Elles sont assez diverses. D’abord de la joie, sur RCF on connait. Depuis hier et l’arrivée des jeunes jusque-là dispersés en Pologne, l’ambiance a considérablement changé à Cracovie. Quand je suis arrivé, dimanche, la ville était très calme, comme n’importe quelle ville un dimanche en plein juillet. Puis lundi des groupes de jeunes ont commencé à circuler en ville, de plus en plus nombreux . Du coup la ville a pris des couleurs, ne serait-ce que celles des drapeaux que portés par les pèlerins.

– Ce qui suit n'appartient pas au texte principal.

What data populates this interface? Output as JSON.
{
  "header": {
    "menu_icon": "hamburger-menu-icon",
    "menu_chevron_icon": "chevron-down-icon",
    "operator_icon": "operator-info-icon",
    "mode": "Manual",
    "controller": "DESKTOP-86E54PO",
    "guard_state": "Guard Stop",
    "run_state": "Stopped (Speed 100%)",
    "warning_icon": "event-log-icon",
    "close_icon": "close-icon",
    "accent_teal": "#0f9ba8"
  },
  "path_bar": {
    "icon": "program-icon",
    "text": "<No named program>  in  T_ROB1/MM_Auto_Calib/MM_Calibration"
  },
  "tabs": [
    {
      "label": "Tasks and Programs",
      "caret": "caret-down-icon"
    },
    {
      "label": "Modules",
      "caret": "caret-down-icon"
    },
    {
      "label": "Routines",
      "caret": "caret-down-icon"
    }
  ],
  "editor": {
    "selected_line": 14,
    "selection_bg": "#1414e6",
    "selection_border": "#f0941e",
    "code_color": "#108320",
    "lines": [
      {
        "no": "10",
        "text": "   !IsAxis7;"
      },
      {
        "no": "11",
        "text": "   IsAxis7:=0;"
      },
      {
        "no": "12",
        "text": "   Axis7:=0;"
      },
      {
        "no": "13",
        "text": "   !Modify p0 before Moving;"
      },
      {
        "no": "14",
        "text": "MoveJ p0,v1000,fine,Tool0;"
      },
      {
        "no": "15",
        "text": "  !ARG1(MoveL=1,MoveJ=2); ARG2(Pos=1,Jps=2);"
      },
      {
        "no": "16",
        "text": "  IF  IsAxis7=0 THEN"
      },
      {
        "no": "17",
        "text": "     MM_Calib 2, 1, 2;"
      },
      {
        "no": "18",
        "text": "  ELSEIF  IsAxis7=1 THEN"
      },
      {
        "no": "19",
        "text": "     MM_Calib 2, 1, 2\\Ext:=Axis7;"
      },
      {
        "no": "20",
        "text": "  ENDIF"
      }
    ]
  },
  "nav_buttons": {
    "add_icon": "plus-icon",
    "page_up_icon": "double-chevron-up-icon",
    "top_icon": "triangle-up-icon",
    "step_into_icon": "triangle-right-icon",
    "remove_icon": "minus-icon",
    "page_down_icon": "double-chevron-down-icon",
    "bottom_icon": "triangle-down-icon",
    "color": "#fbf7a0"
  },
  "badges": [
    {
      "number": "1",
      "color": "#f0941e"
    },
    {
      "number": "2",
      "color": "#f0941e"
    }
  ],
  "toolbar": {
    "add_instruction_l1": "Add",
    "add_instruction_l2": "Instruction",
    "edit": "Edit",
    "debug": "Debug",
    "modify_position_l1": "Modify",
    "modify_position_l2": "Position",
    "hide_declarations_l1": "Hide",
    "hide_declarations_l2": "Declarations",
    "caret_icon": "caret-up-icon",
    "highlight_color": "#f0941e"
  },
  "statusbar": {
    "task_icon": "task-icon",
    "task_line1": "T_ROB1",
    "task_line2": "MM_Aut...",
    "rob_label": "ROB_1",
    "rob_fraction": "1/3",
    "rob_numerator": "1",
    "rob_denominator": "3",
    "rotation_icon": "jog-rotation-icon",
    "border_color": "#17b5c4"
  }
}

J’ai vu des Libanais, des Australiens des Coréens, des Suisses, des Uruguayens et bien sûr des Français avec une particularité pour les groupes bretons qui rajoute une bannière à hermine au drapeau tricolore.

Et tout ce monde chante, applaudit, s’interpelle. Tout à l’heure j’ai vu un groupe d’Italiens qui chantaient à tue-tête « vive la France » au passage d’un groupe de lillois qui s’essayaient, quant à eux à fredonner l’hymne italien « fratelli d’Italia ! » Vraiment il y a une joie de se retrouver, d’être ensemble, d’être là pour vivre ces journées. C’est palpable et communicatif.

Ensuite il y a eu cette nouvelle de l’attentat de ce matin en Normandie. C’est une  jmjiste de Coutances qui m’a donné l’information alors que j’écoutais un concert de musique classique de l’orchestre des jeunes de Pologne sur la grand place. Elle l’avait appris de journalistes polonais. J’ai pleuré, je vous le dit franchement. Pleuré pour ce prêtre, ces chrétiens attaqués alors qu’ils célébraient l’Eucharistie. Pleuré à cause de cette violence, de cette haine, de cette connerie, vous me pardonnerez ce mot, mais je n’en trouve pas d’autre. La tragédie est venue nous rejoindre au cœur de notre joie ici à Cracovie et c’est vraiment dur.

Mais, si vous le permettez, j’ai encore une impression à vous partager. C’est l’espérance. D’abord à cause des jeunes Français que j’ai entendus ce midi sur notre antenne qui parlaient de pardon, de miséricorde, de tout ce dont ils ont réfléchi en préparant ces JMJ, en rencontrant dans les diocèse les jeunes Polonais. Et puis cette prière des jeunes de Rouen avec leur évêque dans la chapelle du QG des français. Ces mots aussi échangé en venant au centre de presse : tout cela disait le refus de la haine, de la vengeance. Pendant la cérémonie d’ouverture on a apporté la croix des JMJ qui parcoure le monde. Le signe de notre foi chrétienne, c’est une croix sur laquelle le Christ a répondu à la violence et à la haine par l’amour. Oui, l’impression qui me reste aujourd’hui c’est l’espérance.